The tunnel vision when it comes to the decision to create a safe, efficient and attractive crossing for pedestrians and bicyclists crossing St. Francis Drive between the bifurcated sections of the Railyard has nothing to do with the actual tunnel under consideration. Rather, it refers to the narrow scope of vision presented to the public.

The four options as presented are:

Do nothing. Allow the poorly designed intersection at St. Francis Drive and Cerrillos Road (which should have had more substantive improvements in tandem with the Rail Runner construction) to continue to exist as a fine place to hurl bottles and fast food bags at protesters and political campaigners while cyclists, pedestrians and families with toddlers and strollers perform a perverse reenactment of Death Race 2000. Meanwhile, the transient population snickers and takes bets on who will crash their bikes, wet their pants or lose control of children while streaking across four lanes of traffic with PT Cruisers, big rigs and dopey Priuses bearing down on them.

Create an “at-grade” crossing. Essentially, this means making improvements such that fit pedestrians and regular bicycle commuters feel happy and safe crossing St. Francis. To hell with the children and families—it’s still survival of the fittest in an asphalt arena—and how important is seamless connectivity anyway? Despite a rather eloquent defense by some in attendance at a July 9 public input session, including local, sensible urban designer Roy Wroth, this option remains fast, cheap and retarded.

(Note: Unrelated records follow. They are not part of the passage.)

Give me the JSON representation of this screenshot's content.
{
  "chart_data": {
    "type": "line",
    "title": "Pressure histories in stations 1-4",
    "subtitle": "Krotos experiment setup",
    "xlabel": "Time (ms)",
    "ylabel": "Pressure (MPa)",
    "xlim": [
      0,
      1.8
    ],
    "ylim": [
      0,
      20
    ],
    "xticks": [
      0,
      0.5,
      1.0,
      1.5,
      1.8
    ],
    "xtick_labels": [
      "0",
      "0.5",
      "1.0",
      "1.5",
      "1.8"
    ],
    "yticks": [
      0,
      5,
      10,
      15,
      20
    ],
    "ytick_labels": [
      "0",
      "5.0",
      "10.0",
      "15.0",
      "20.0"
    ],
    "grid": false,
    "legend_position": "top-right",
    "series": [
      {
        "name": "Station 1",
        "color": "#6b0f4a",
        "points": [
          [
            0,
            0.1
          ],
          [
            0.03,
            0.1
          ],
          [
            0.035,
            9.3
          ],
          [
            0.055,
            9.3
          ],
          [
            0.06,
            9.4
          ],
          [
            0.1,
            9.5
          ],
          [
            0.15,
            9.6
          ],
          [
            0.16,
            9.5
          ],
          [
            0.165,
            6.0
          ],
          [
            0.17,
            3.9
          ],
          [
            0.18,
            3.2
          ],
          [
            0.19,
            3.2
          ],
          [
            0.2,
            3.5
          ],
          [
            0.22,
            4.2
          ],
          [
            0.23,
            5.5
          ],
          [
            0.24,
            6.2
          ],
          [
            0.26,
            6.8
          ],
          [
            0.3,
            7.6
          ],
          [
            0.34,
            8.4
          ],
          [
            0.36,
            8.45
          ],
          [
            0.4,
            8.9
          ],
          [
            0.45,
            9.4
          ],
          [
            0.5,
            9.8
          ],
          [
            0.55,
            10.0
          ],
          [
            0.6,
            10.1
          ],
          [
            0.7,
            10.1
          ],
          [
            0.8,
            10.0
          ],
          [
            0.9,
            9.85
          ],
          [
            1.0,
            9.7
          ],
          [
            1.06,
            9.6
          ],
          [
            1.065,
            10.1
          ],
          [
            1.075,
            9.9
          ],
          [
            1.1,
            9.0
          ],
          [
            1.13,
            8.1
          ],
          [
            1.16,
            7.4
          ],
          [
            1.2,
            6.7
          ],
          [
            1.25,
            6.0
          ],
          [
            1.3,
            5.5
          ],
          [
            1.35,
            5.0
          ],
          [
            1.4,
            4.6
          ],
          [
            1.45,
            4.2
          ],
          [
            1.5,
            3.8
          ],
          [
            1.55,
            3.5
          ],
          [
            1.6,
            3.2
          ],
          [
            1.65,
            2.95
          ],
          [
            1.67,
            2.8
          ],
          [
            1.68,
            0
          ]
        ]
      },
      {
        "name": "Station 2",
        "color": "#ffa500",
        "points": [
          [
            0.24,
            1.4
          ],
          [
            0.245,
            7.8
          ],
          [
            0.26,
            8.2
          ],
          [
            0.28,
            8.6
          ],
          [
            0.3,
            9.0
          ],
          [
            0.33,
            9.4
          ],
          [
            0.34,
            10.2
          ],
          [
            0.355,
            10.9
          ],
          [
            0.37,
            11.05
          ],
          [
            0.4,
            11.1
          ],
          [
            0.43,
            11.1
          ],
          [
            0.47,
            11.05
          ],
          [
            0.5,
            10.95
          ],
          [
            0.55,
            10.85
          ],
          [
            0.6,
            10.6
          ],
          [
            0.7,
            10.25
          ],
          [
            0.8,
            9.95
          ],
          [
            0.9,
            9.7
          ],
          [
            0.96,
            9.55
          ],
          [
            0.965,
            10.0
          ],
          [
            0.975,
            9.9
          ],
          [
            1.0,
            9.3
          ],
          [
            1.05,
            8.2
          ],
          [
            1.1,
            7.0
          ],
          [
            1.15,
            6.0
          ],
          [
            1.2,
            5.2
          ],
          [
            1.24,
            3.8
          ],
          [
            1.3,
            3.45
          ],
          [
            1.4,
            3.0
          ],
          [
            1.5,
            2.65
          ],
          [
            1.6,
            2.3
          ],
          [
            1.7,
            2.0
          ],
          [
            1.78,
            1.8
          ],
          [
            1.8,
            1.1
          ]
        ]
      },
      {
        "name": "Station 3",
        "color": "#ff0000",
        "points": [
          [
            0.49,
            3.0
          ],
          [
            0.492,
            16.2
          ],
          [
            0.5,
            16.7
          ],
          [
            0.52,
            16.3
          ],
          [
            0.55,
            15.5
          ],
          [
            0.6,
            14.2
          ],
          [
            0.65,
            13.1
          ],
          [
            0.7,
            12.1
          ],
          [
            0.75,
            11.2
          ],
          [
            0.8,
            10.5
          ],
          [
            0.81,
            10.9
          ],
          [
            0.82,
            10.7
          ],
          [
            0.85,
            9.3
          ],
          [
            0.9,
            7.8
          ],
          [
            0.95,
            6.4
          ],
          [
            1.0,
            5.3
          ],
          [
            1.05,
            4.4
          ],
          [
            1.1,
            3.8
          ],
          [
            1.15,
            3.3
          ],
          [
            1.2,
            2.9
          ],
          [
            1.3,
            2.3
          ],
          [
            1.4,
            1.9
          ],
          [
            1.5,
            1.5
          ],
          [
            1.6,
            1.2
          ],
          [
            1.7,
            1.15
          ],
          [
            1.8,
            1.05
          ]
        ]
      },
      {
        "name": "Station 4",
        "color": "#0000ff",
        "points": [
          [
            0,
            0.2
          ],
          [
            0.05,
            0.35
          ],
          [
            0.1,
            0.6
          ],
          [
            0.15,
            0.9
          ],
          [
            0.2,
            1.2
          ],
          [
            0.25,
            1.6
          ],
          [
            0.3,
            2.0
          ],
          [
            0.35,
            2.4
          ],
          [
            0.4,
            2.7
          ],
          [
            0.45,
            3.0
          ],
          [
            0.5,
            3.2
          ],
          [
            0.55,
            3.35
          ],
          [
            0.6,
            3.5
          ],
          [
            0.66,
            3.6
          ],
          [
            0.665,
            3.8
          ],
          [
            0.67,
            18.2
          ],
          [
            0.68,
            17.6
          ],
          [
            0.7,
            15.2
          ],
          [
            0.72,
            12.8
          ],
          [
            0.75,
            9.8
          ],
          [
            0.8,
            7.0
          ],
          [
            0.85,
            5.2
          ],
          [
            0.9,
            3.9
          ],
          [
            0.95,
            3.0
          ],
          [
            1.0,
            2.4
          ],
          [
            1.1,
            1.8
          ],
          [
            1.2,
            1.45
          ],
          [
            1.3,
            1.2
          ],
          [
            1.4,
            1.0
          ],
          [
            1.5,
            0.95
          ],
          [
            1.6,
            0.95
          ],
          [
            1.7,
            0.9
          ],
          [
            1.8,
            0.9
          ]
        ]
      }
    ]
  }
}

Design and build an overpass bridge. Actually more like an overpass Leviathan. The thing would have to be so long just to get it to an acceptable 5 percent grade—still pretty steep, but, presumably, it would prevent recreational and casual cyclists from dying in the attempt—that models and artist renderings make it look like a giant eel rising from the depths of the nearby PNM superfund site, en route to consume children in the Railyard Park (and, with luck, Whole Foods shoppers). Local architect Alexander Dzurec, of Autotroph Design, delivered a damned near inspirational statement on how, despite local evidence to the contrary, it is possible to build an attractive functional bridge. But it’s a tough sell due not only to the monstrous length and steep climb, but also the inevitable need to surround the crossing with a tightly woven mesh in order to prevent fun-loving kids and bitter old men from hurling bricks into the windshields of the drivers below.

Finally, there is the prospect of an actual tunnel. The concerns here are bountiful. It is the most expensive option and the most challenging engineering-wise. The tunnel would mess with traffic flow for a prolonged period during construction. The tunnel would demand rerouting extensive utilities infrastructure. The tunnel would punch a whole right through the acequia. The tunnel would allegedly (although not necessarily factually) be a maintenance nightmare, a perpetual drainage problem, an icy death trap in the winter, a magnet for crime and a 24-hour non-stop party palace for the homeless. Plus, it’s so much less exciting for the artist team that the Santa Fe Arts Commission hired to spruce things up—it’s easy to get arty with a bridge, less so with a tunnel. But the tunnel is bitchin.’

Rather than guide the powers that be in selecting an option, the assembled public was more interested, and justifiably so, in why there were no plans for the much heavier used Rail Trail to cross Cerrillos Road. But this is one of the many areas where planners and designers exhibited tunnel vision. There was wanton use of the term “connectivity” but no big picture of the networked trail system, which would have made it easy enough to see that a safe at-grade crossing—using “smart signals” that recognize bicycles—can be installed at the new traffic light at Alta Vista Street, thus dropping the Rail Trail into the Railyard and directing bicycles and pedestrians over the St. Francis crossing.

Also, there was a lot of talk about the homeless problem. But, of course, that never refers to the problem of people not having homes, it only refers to the problem of having to look at them. Rather than attract the transient population, these improvements—even a tunnel—are going to displace this particular breed of part-time residents. But no one knows where to or has even bothered to think about it. Tunnel vision indeed.

Nonetheless, the tunnel is the best choice, once we drop the fear of troglodytes, prostitutes and the dark. Once a decision has been made (and the consensus is that the powers that be heavily favor the overpass bridge), there will be a design charette, at which the public will give input on potential aesthetic concerns and some engineering details. I hope to hell there will be an actual designer present somewhere in between the artists and engineers.

The tunnel is an opportunity for flowing, discreet utility, elegant elevation shifts, good design and smart engineering. How about visually watching the acequia flow through a tube embedded in the tunnel wall? How about wide, easy-draining landscape work spread out to the sides of the actual path? How about a central skylight that makes you want to bring along a chair and sit there, beneath the thrum of traffic, nursing an espresso?